Date of this Version

2003

Comments

Published in Michigan Bovine Tuberculosis Activities Report 2003.

Abstract

Bovine tuberculosis (TB) is an infectious bacterial disease and poses a risk to domestic livestock, wildlife and public health in the United States (U.S). In 1917, the U.S. government began a comprehensive national bovine TB eradication program. The disease has been nearly eradicated from livestock in the U.S., but areas of infection resurface periodically. Michigan was declared free of bovine TB in 1975 and received Disease Free status in 1979. In 1975 a free-ranging white-tailed deer in Alcona County was confirmed to be bovine TB positive. It was thought to be an anomaly, and no policy was adopted to look for the disease in additional animals.

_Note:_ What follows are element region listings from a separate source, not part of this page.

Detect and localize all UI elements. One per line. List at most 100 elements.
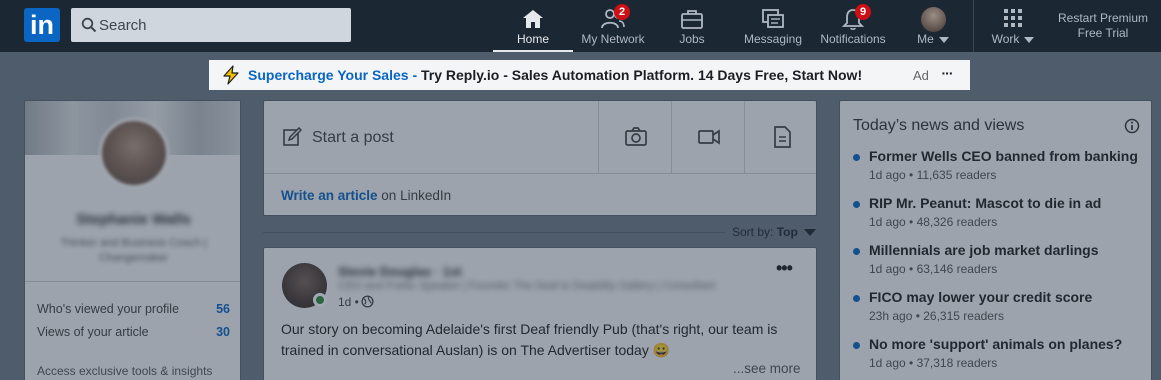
search-input[interactable] <box>99 8 344 42</box>
author-degree: · 1st <box>431 264 462 279</box>
post-author-name[interactable]: Stevie Douglas · 1st <box>338 264 462 279</box>
ad-label: Ad <box>913 68 929 83</box>
ad-description[interactable]: Try Reply.io - Sales Automation Platform… <box>421 67 862 83</box>
stat-label: Who's viewed your profile <box>37 302 180 316</box>
write-article-row: Write an article on LinkedIn <box>281 188 451 203</box>
video-button[interactable] <box>671 101 744 173</box>
search-icon <box>81 17 97 33</box>
post-body: Our story on becoming Adelaide's first D… <box>281 321 778 358</box>
search-box[interactable] <box>71 8 351 42</box>
news-headline: Former Wells CEO banned from banking <box>869 148 1138 164</box>
divider <box>264 173 816 174</box>
nav-messaging-label: Messaging <box>743 32 803 46</box>
document-button[interactable] <box>744 101 816 173</box>
nav-my-network[interactable]: 2 My Network <box>574 0 652 52</box>
article-views-stat[interactable]: Views of your article 30 <box>37 325 230 339</box>
stat-value: 30 <box>216 325 230 339</box>
bullet-icon <box>853 201 860 208</box>
pencil-icon <box>283 127 302 146</box>
sort-dropdown[interactable]: Sort by: Top <box>732 225 798 239</box>
network-badge: 2 <box>614 4 630 20</box>
messaging-icon <box>762 9 784 28</box>
author-name: Stevie Douglas <box>338 264 432 279</box>
see-more-link[interactable]: ...see more <box>733 361 801 376</box>
ad-banner[interactable]: Supercharge Your Sales - Try Reply.io - … <box>209 60 970 90</box>
globe-icon <box>361 295 374 308</box>
news-meta: 1d ago • 11,635 readers <box>869 168 997 182</box>
nav-jobs-label: Jobs <box>679 32 705 46</box>
nav-me-label: Me <box>917 32 934 46</box>
online-status-indicator <box>313 293 327 307</box>
nav-work-label: Work <box>991 32 1020 46</box>
feed-sort-bar: Sort by: Top <box>263 223 817 241</box>
news-title: Today’s news and views <box>853 117 1025 134</box>
news-headline: RIP Mr. Peanut: Mascot to die in ad <box>869 195 1102 211</box>
nav-notifications[interactable]: 9 Notifications <box>815 0 891 52</box>
bullet-icon <box>853 295 860 302</box>
camera-icon <box>625 127 647 146</box>
nav-me[interactable]: Me <box>905 0 961 52</box>
post-overflow-menu[interactable]: ••• <box>776 258 793 279</box>
premium-line1: Restart Premium <box>1057 11 1149 25</box>
start-post-button[interactable]: Start a post <box>264 101 598 173</box>
bullet-icon <box>853 248 860 255</box>
nav-home-label: Home <box>516 32 549 46</box>
news-headline: FICO may lower your credit score <box>869 289 1093 305</box>
nav-work-label-wrap: Work <box>980 32 1046 46</box>
post-author-headline: CEO and Public Speaker | Founder The Dea… <box>338 280 716 292</box>
premium-trial-link[interactable]: Restart Premium Free Trial <box>1046 11 1160 41</box>
nav-divider <box>973 0 974 52</box>
avatar <box>921 7 946 32</box>
nav-messaging[interactable]: Messaging <box>737 0 809 52</box>
chevron-down-icon[interactable] <box>804 229 816 236</box>
divider <box>263 232 725 233</box>
ad-link[interactable]: Supercharge Your Sales - <box>248 67 421 83</box>
notifications-badge: 9 <box>855 4 871 20</box>
news-card: Today’s news and views Former Wells CEO … <box>839 100 1152 380</box>
nav-home[interactable]: Home <box>493 0 573 52</box>
stat-label: Views of your article <box>37 325 149 339</box>
chevron-down-icon <box>1024 36 1035 43</box>
divider <box>25 281 240 282</box>
home-icon <box>523 10 543 28</box>
write-article-link[interactable]: Write an article <box>281 188 378 203</box>
sort-label: Sort by: <box>732 225 777 239</box>
bullet-icon <box>853 342 860 349</box>
on-linkedin-text: on LinkedIn <box>377 188 452 203</box>
photo-button[interactable] <box>598 101 671 173</box>
news-meta: 1d ago • 37,318 readers <box>869 356 998 370</box>
start-post-label: Start a post <box>312 129 394 146</box>
video-icon <box>698 129 720 145</box>
grid-icon <box>1004 9 1022 27</box>
ad-overflow-menu[interactable]: ··· <box>936 63 958 85</box>
bullet-icon <box>853 154 860 161</box>
briefcase-icon <box>681 10 703 29</box>
nav-my-network-label: My Network <box>581 32 645 46</box>
nav-work[interactable]: Work <box>980 0 1046 52</box>
profile-card: Stephanie Walls Thinker and Business Coa… <box>24 100 241 380</box>
ad-text: Supercharge Your Sales - Try Reply.io - … <box>248 67 862 83</box>
nav-me-label-wrap: Me <box>905 32 961 46</box>
share-box: Start a post Write an article on LinkedI… <box>263 100 817 216</box>
chevron-down-icon <box>938 36 949 43</box>
news-headline: No more 'support' animals on planes? <box>869 336 1123 352</box>
profile-name[interactable]: Stephanie Walls <box>25 211 240 228</box>
profile-avatar[interactable] <box>99 118 169 188</box>
nav-notifications-label: Notifications <box>820 32 886 46</box>
feed-post: Stevie Douglas · 1st CEO and Public Spea… <box>263 247 817 380</box>
profile-viewers-stat[interactable]: Who's viewed your profile 56 <box>37 302 230 316</box>
post-timestamp: 1d • <box>338 295 359 309</box>
news-headline: Millennials are job market darlings <box>869 242 1099 258</box>
profile-headline: Thinker and Business Coach | Changemaker <box>60 237 207 264</box>
stat-value: 56 <box>216 302 230 316</box>
news-meta: 23h ago • 26,315 readers <box>869 309 1004 323</box>
premium-line2: Free Trial <box>1077 26 1129 40</box>
premium-access-text: Access exclusive tools & insights <box>37 364 213 378</box>
nav-jobs[interactable]: Jobs <box>658 0 726 52</box>
document-icon <box>774 126 791 148</box>
top-nav: in Home 2 My Network Jobs <box>0 0 1161 52</box>
news-meta: 1d ago • 48,326 readers <box>869 215 998 229</box>
info-icon[interactable] <box>1124 118 1140 134</box>
news-meta: 1d ago • 63,146 readers <box>869 262 998 276</box>
linkedin-logo[interactable]: in <box>24 8 60 42</box>
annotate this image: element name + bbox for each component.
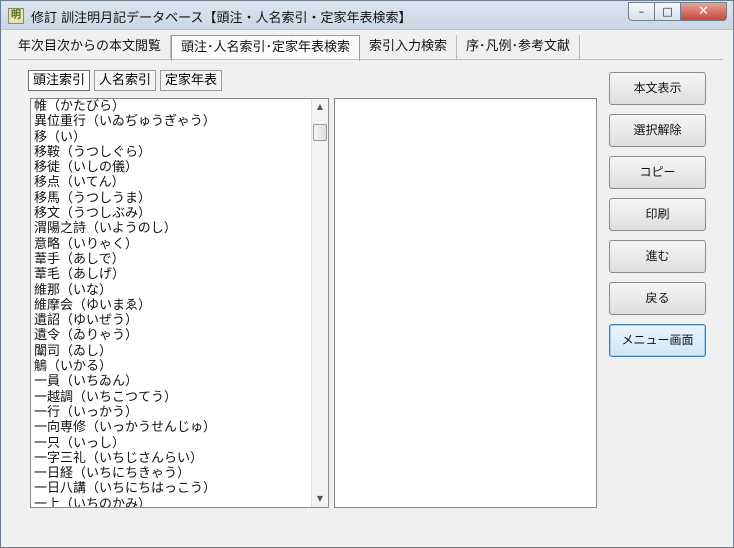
- caption-buttons: – □ ✕: [628, 2, 727, 22]
- list-item[interactable]: 意略（いりゃく）: [34, 237, 310, 252]
- list-item[interactable]: 維摩会（ゆいまゑ）: [34, 298, 310, 313]
- show-text-button[interactable]: 本文表示: [609, 72, 706, 105]
- tab-yearly-index[interactable]: 年次目次からの本文閲覧: [9, 35, 172, 60]
- list-item[interactable]: 一日八講（いちにちはっこう）: [34, 481, 310, 496]
- subtab-person-index[interactable]: 人名索引: [94, 70, 157, 91]
- list-item[interactable]: 帷（かたびら）: [34, 99, 310, 114]
- scroll-down-icon[interactable]: ▼: [312, 491, 328, 507]
- list-item[interactable]: 移徙（いしの儀）: [34, 160, 310, 175]
- menu-screen-button[interactable]: メニュー画面: [609, 324, 706, 357]
- scroll-up-icon[interactable]: ▲: [312, 99, 328, 115]
- back-button[interactable]: 戻る: [609, 282, 706, 315]
- headnote-listbox[interactable]: 帷（かたびら） 異位重行（いゐぢゅうぎゃう） 移（い） 移鞍（うつしぐら） 移徙（いしの…: [30, 98, 329, 508]
- title-bar[interactable]: 明 修訂 訓注明月記データベース【頭注・人名索引・定家年表検索】 – □ ✕: [1, 1, 733, 30]
- maximize-button[interactable]: □: [655, 2, 681, 21]
- list-item[interactable]: 移文（うつしぶみ）: [34, 206, 310, 221]
- list-item[interactable]: 闈司（ゐし）: [34, 344, 310, 359]
- list-scrollbar[interactable]: ▲ ▼: [311, 99, 328, 507]
- clear-selection-button[interactable]: 選択解除: [609, 114, 706, 147]
- list-item[interactable]: 一字三礼（いちじさんらい）: [34, 451, 310, 466]
- main-tab-bar: 年次目次からの本文閲覧 頭注･人名索引･定家年表検索 索引入力検索 序･凡例･参…: [9, 35, 581, 61]
- list-item[interactable]: 一行（いっかう）: [34, 405, 310, 420]
- list-item[interactable]: 渭陽之詩（いようのし）: [34, 221, 310, 236]
- tab-index-input-search[interactable]: 索引入力検索: [360, 35, 458, 60]
- list-item[interactable]: 移鞍（うつしぐら）: [34, 145, 310, 160]
- list-item[interactable]: 一上（いちのかみ）: [34, 497, 310, 507]
- list-item[interactable]: 維那（いな）: [34, 283, 310, 298]
- copy-button[interactable]: コピー: [609, 156, 706, 189]
- forward-button[interactable]: 進む: [609, 240, 706, 273]
- detail-pane[interactable]: [334, 98, 597, 508]
- list-item[interactable]: 一只（いっし）: [34, 436, 310, 451]
- list-item[interactable]: 異位重行（いゐぢゅうぎゃう）: [34, 114, 310, 129]
- list-item[interactable]: 遺詔（ゆいぜう）: [34, 313, 310, 328]
- close-icon: ✕: [698, 4, 709, 19]
- list-item[interactable]: 鵤（いかる）: [34, 359, 310, 374]
- print-button[interactable]: 印刷: [609, 198, 706, 231]
- list-item[interactable]: 移点（いてん）: [34, 175, 310, 190]
- tab-notes-index-search[interactable]: 頭注･人名索引･定家年表検索: [171, 35, 361, 61]
- minimize-icon: –: [638, 5, 645, 18]
- maximize-icon: □: [662, 5, 673, 18]
- minimize-button[interactable]: –: [628, 2, 655, 21]
- list-items: 帷（かたびら） 異位重行（いゐぢゅうぎゃう） 移（い） 移鞍（うつしぐら） 移徙（いしの…: [34, 99, 310, 507]
- list-item[interactable]: 葦手（あしで）: [34, 252, 310, 267]
- window-title: 修訂 訓注明月記データベース【頭注・人名索引・定家年表検索】: [31, 11, 412, 26]
- list-item[interactable]: 葦毛（あしげ）: [34, 267, 310, 282]
- subtab-notes-index[interactable]: 頭注索引: [28, 70, 91, 91]
- main-window: 明 修訂 訓注明月記データベース【頭注・人名索引・定家年表検索】 – □ ✕ 年…: [0, 0, 734, 548]
- list-item[interactable]: 一越調（いちこつてう）: [34, 390, 310, 405]
- list-item[interactable]: 一向専修（いっかうせんじゅ）: [34, 420, 310, 435]
- list-item[interactable]: 一員（いちゐん）: [34, 374, 310, 389]
- list-item[interactable]: 遺令（ゐりゃう）: [34, 328, 310, 343]
- list-item[interactable]: 移馬（うつしうま）: [34, 191, 310, 206]
- subtab-teika-chronology[interactable]: 定家年表: [160, 70, 223, 91]
- sub-tab-bar: 頭注索引 人名索引 定家年表: [28, 70, 223, 91]
- close-button[interactable]: ✕: [681, 2, 727, 21]
- tab-preface-references[interactable]: 序･凡例･参考文献: [457, 35, 581, 60]
- scroll-thumb[interactable]: [313, 124, 327, 141]
- app-icon: 明: [8, 8, 24, 24]
- list-item[interactable]: 一日経（いちにちきゃう）: [34, 466, 310, 481]
- list-item[interactable]: 移（い）: [34, 130, 310, 145]
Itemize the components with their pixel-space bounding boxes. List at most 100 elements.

The 1994 discovery of bovine TB in a free-ranging white-tailed deer in Alpena County, and the subsequent detection of TB in additional deer, cattle and several other mammalian species in Michigan led to a coordinated comprehensive disease eradication program in the Michigan Departments of Agriculture (MDA), Community Health (MDCH) and Natural Resources (MDNR). The State of Michigan Bovine TB Eradication Project then joined forces with the United States Department of Agriculture (USDA) and Michigan State University (MSU).

This Activities Report provides an update on the efforts of the Bovine TB Eradication Project partners.

Over the past few years, bovine TB eradication policies have greatly impacted the farming, travel, tourism and hunting communities. Agriculture stakeholders were concerned about the rate and mode of transmission from wildlife to cattle, as well as the economic impact that the loss of the federally accredited TB Free designation would have on the cattle and dairy industries. In 1998, there was concern that the disease was spreading via wildlife to geographic regions other than Northeast Lower Michigan. At the time, surveillance methods to determine how the disease was dispersed in wild white-tailed deer were limited.